Data by WHO and Africa CDC reveal adverse effects of climate change, namely agricultural disruptions and food insecurity, which are likely to cripple the healthcare system if action is not taken.
Some 178,672 cases of cholera have been detected in 17 African countries this year, according to data by Africa CDC, numbers which suppressed the annual totals from 2019 and 2022.
Five countries accounted for more than 50 per cent of the cases in 2023, namely Malawi, Mozambique, DRC, Ethiopia, and Somalia.
Early this year, WHO warned of a surge in mosquito-borne diseases resulting in increased cases of malaria and dengue fever-malaria being a leading killer disease in Kenya and Africa.
Malawi is among countries reporting cyclones and flooding as a result of climate change which has overwhelmed the health system according to its Health minister Dr Khumbize Kandodo Chiponda.
The country has reported at least 1,700 cholera deaths due to flooding caused by the cyclone. “It has been so difficult for us especially because of the cyclones in the Southern region, which we have had back-to-back since the Covid-19 pandemic. Cholera cases had not been witnessed in Malawi in the past 10 years,” she said.
According to Chipondo, African states should build their resilience to handle unpredicted health crises, adding that preparedness should include readiness to respond to crisis and emergencies.
Additionally, Africa CDC endorsed a one-health approach to address shared health threats at the human-animal-environment interface for a safer and healthier Africa.
One health approach is a transdisciplinary approach to making Africa safer and healthier for humans, animals, plants, and their shared environment.

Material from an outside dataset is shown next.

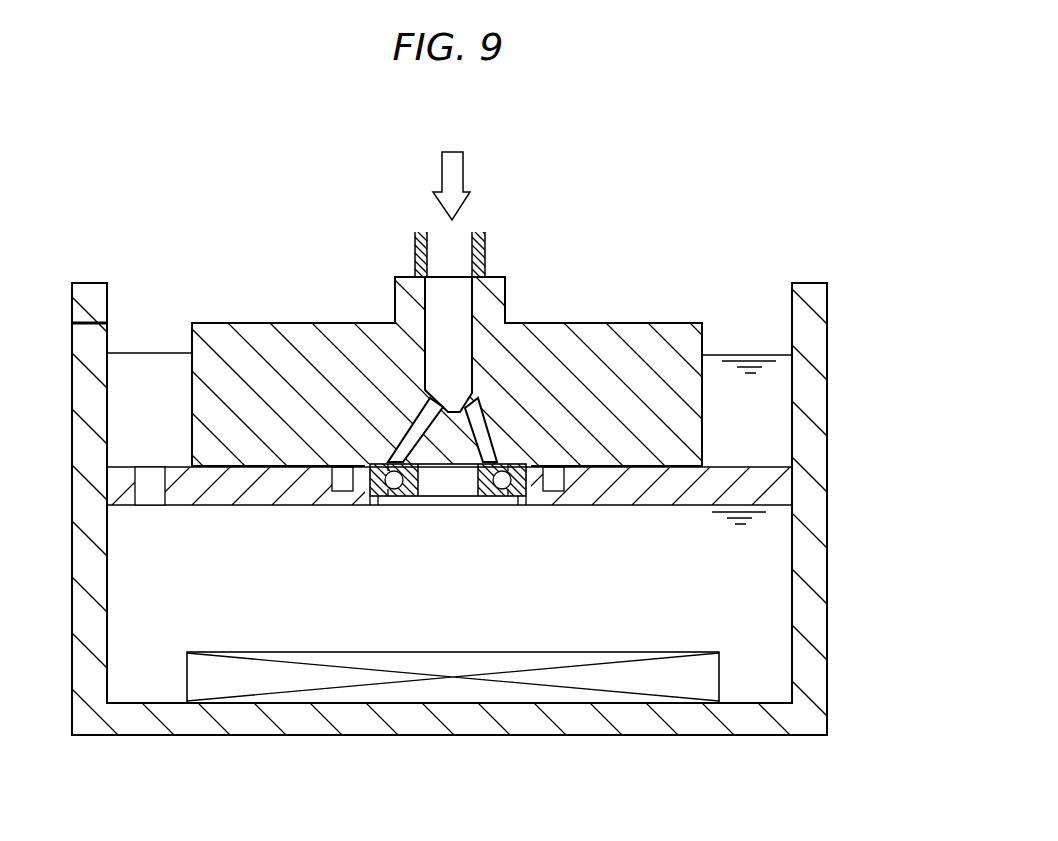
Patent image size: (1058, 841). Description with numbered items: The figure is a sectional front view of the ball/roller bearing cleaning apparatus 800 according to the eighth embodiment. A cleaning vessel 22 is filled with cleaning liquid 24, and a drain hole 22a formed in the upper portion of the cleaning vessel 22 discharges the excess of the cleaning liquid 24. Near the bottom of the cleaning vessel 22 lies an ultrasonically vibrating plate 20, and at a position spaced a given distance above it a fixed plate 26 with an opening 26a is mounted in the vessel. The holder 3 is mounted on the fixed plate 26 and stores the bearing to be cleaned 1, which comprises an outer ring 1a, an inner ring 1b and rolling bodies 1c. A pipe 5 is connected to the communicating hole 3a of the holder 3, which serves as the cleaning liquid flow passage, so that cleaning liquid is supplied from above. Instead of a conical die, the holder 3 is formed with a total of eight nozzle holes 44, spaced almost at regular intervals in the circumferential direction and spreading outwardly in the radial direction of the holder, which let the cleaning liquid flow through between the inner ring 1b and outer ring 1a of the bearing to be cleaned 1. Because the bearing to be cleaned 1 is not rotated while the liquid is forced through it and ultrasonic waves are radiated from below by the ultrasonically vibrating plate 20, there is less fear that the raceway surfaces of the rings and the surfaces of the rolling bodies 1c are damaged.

In an interview with The Standard, Shadrack Gikonyo a health economist, at Strategic Purchasing Africa Resource Centre, said climate change is currently a major challenge in healthcare, particularly because it affects determinants of health.
Among the determinants affected include clean air, safe drinking water, food and secure shelter.
“It is estimated that between 2 and 4 billion dollars are used on direct health cost associated with climate change, globally, every year,” said Gikonyo, also a health economist.
With the developed world allocating over USD4,000 dollars per person annually on healthcare, Africa allocates below USD50, per person, Gikonyo stressed the need for African states to mitigate climate change.
For example, he observed that states can adopt better farming technologies to fight malnutrition in children. Malnutrition predisposes children to diseases like malaria and anaemia.
Wildfires can also be prevented through environment conservation policies, as they contribute to respiratory diseases like tuberculosis.
“Because climate change is here with us, we need to prevent the diseases, rather than spend more money on cures,” said Gikonyo.
For instance, the cost of protecting one person from malaria annually ranges from USD1.18 to USD5.7 to USD5.97 with chemical-based methods.
The cost of rapid diagnostic tests is USD6.06, and USD9.31, to USD89.93 per case treated depending on clinical severity.
Further, Gikonyo said Kenya and Africa risk losing gains made in the fight against the three top killer diseases -malaria, HIV and TB.
For instance, due to food insecurity caused by prolonged drought, HIV patients are not able to get nutritional support.